Selon l’article 31 de cette loi, si les soins qu’un travailleur reçoit pour sa lésion professionnelle entraînent une maladie, celle-ci pourrait elle-même faire l’objet d’une indemnisation en vertu de la loi :

« 31. Est considérée une lésion professionnelle, une blessure ou une maladie qui survient par le fait ou à l’occasion :

1° des soins qu’un travailleur reçoit pour une lésion professionnelle ou de l’omission de tels soins […] »

Dans Cormier, le Tribunal administratif du travail (TAT) a décidé d’un élément important : afin que cet article s’applique, les soins doivent avoir été prescrits par un médecin.

Dans cette affaire, le travailleur avait pris l’initiative de consommer du fentanyl – que son père lui avait procuré — pour soigner une entorse lombaire qui résultait d’un accident du travail.

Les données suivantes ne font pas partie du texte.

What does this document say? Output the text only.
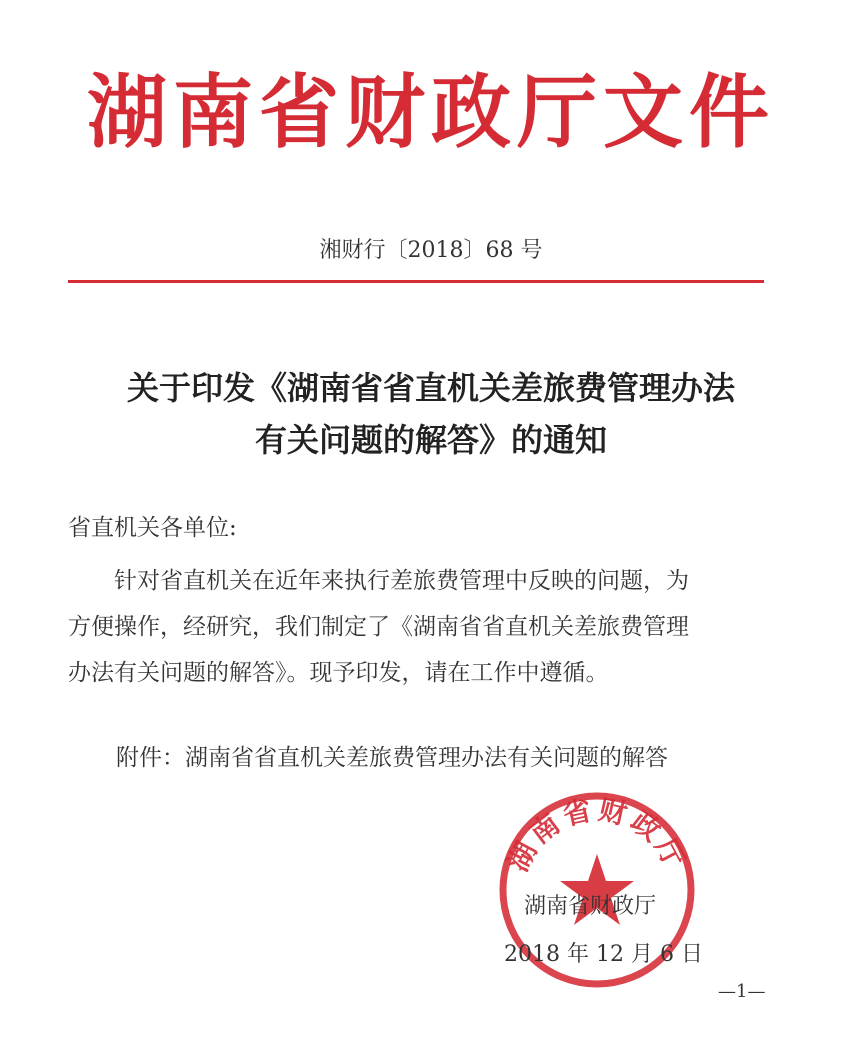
湖南省财政厅文件
湘财行〔2018〕68 号
关于印发《湖南省省直机关差旅费管理办法
有关问题的解答》的通知
省直机关各单位:
针对省直机关在近年来执行差旅费管理中反映的问题，为
方便操作，经研究，我们制定了《湖南省省直机关差旅费管理
办法有关问题的解答》。现予印发，请在工作中遵循。
附件：湖南省省直机关差旅费管理办法有关问题的解答
湖南省财政厅
湖南省财政厅
2018 年 12 月 6 日
—1—
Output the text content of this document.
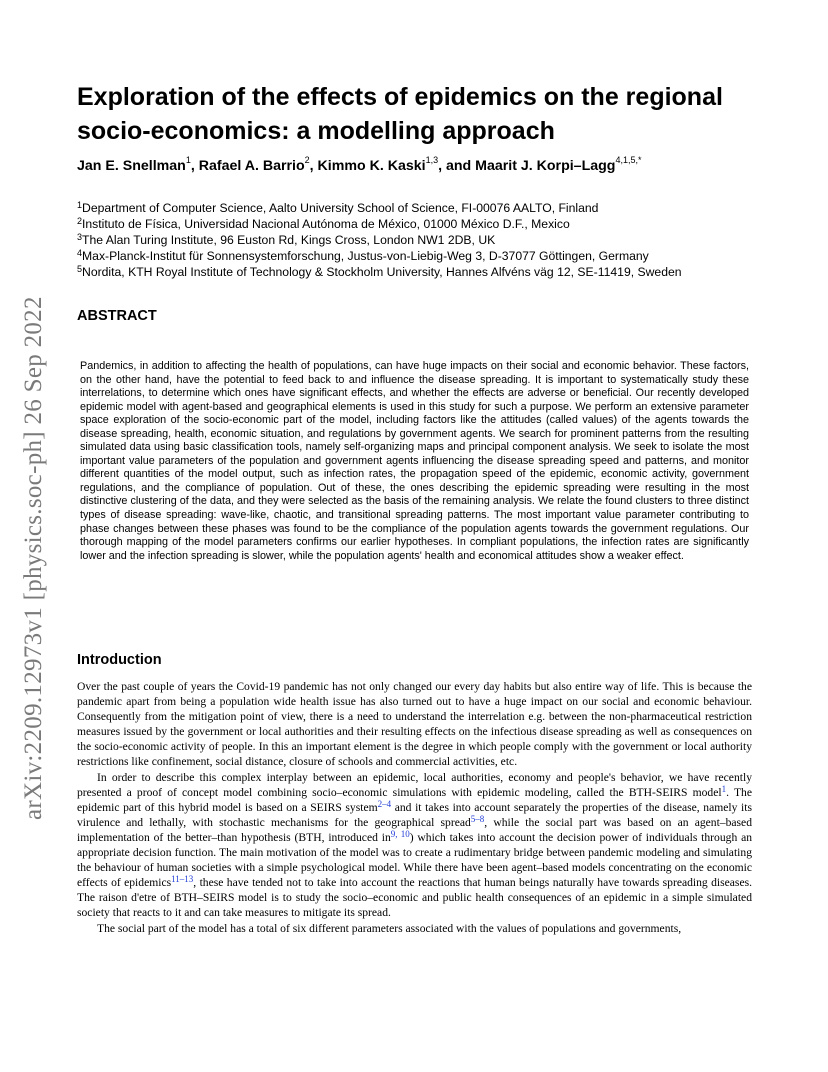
arXiv:2209.12973v1 [physics.soc-ph] 26 Sep 2022
Exploration of the effects of epidemics on the regional socio-economics: a modelling approach
Jan E. Snellman$^1$, Rafael A. Barrio$^2$, Kimmo K. Kaski$^{1,3}$, and Maarit J. Korpi–Lagg$^{4,1,5,*}$
$^1$Department of Computer Science, Aalto University School of Science, FI-00076 AALTO, Finland
$^2$Instituto de Física, Universidad Nacional Autónoma de México, 01000 México D.F., Mexico
$^3$The Alan Turing Institute, 96 Euston Rd, Kings Cross, London NW1 2DB, UK
$^4$Max-Planck-Institut für Sonnensystemforschung, Justus-von-Liebig-Weg 3, D-37077 Göttingen, Germany
$^5$Nordita, KTH Royal Institute of Technology & Stockholm University, Hannes Alfvéns väg 12, SE-11419, Sweden
ABSTRACT

Pandemics, in addition to affecting the health of populations, can have huge impacts on their social and economic behavior. These factors, on the other hand, have the potential to feed back to and influence the disease spreading. It is important to systematically study these interrelations, to determine which ones have significant effects, and whether the effects are adverse or beneficial. Our recently developed epidemic model with agent-based and geographical elements is used in this study for such a purpose. We perform an extensive parameter space exploration of the socio-economic part of the model, including factors like the attitudes (called values) of the agents towards the disease spreading, health, economic situation, and regulations by government agents. We search for prominent patterns from the resulting simulated data using basic classification tools, namely self-organizing maps and principal component analysis. We seek to isolate the most important value parameters of the population and government agents influencing the disease spreading speed and patterns, and monitor different quantities of the model output, such as infection rates, the propagation speed of the epidemic, economic activity, government regulations, and the compliance of population. Out of these, the ones describing the epidemic spreading were resulting in the most distinctive clustering of the data, and they were selected as the basis of the remaining analysis. We relate the found clusters to three distinct types of disease spreading: wave-like, chaotic, and transitional spreading patterns. The most important value parameter contributing to phase changes between these phases was found to be the compliance of the population agents towards the government regulations. Our thorough mapping of the model parameters confirms our earlier hypotheses. In compliant populations, the infection rates are significantly lower and the infection spreading is slower, while the population agents' health and economical attitudes show a weaker effect.

Introduction

Over the past couple of years the Covid-19 pandemic has not only changed our every day habits but also entire way of life. This is because the pandemic apart from being a population wide health issue has also turned out to have a huge impact on our social and economic behaviour. Consequently from the mitigation point of view, there is a need to understand the interrelation e.g. between the non-pharmaceutical restriction measures issued by the government or local authorities and their resulting effects on the infectious disease spreading as well as consequences on the socio-economic activity of people. In this an important element is the degree in which people comply with the government or local authority restrictions like confinement, social distance, closure of schools and commercial activities, etc.

In order to describe this complex interplay between an epidemic, local authorities, economy and people's behavior, we have recently presented a proof of concept model combining socio–economic simulations with epidemic modeling, called the BTH-SEIRS model$^1$. The epidemic part of this hybrid model is based on a SEIRS system$^{2-4}$ and it takes into account separately the properties of the disease, namely its virulence and lethally, with stochastic mechanisms for the geographical spread$^{5-8}$, while the social part was based on an agent–based implementation of the better–than hypothesis (BTH, introduced in$^{9, 10}$) which takes into account the decision power of individuals through an appropriate decision function. The main motivation of the model was to create a rudimentary bridge between pandemic modeling and simulating the behaviour of human societies with a simple psychological model. While there have been agent–based models concentrating on the economic effects of epidemics$^{11-13}$, these have tended not to take into account the reactions that human beings naturally have towards spreading diseases. The raison d'etre of BTH–SEIRS model is to study the socio–economic and public health consequences of an epidemic in a simple simulated society that reacts to it and can take measures to mitigate its spread.

The social part of the model has a total of six different parameters associated with the values of populations and governments,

Il est décédé en raison de la prise de ce médicament, qui s’est retrouvé dans son sang dans une concentration 3 fois supérieure à la dose thérapeutique.

L’avocat de la succession prétendait que les « soins » mentionnés à l’article 31 ne devaient pas nécessairement être « prescrits ». Le TAT a retenu que, même si la loi doit être interprétée de façon large et libérale, « cela ne va pas jusqu’à indemniser des travailleurs qui décident de leurs propres soins et médicaments, sans autorisation et sans prescription médicale » (paragr. 40).

Dans le contexte d’une requête en révision de cette décision, le TAT a considéré que l’interprétation retenue par le premier juge administratif n’avait pas pour effet d’ajouter une exigence au texte de l’article 31. L’affaire est allée en contrôle judiciaire relativement à une autre question.

Conclusion

Le fait que des personnes souffrant de certaines maladies ou présentant divers symptômes se tournent vers le cannabis en vente libre afin de se traiter ou d’obtenir un soulagement est préoccupant. La facilité d’accès à cette substance, combinée à la difficulté d’obtenir rapidement les services d’un médecin traitant, risque-t-elle d’encourager l’automédication ?

Sur le site Internet de la Société d’arthrite se trouve la mise en garde suivante relativement à l’automédication :

« S’automédicamenter avec du cannabis récréatif n’est PAS un substitut sécuritaire du cannabis médicinal obtenu d’un vendeur autorisé et sous la supervision de votre fournisseur de soins de santé. »

Non, la Société québécoise du cannabis n’est pas une extension du système de santé.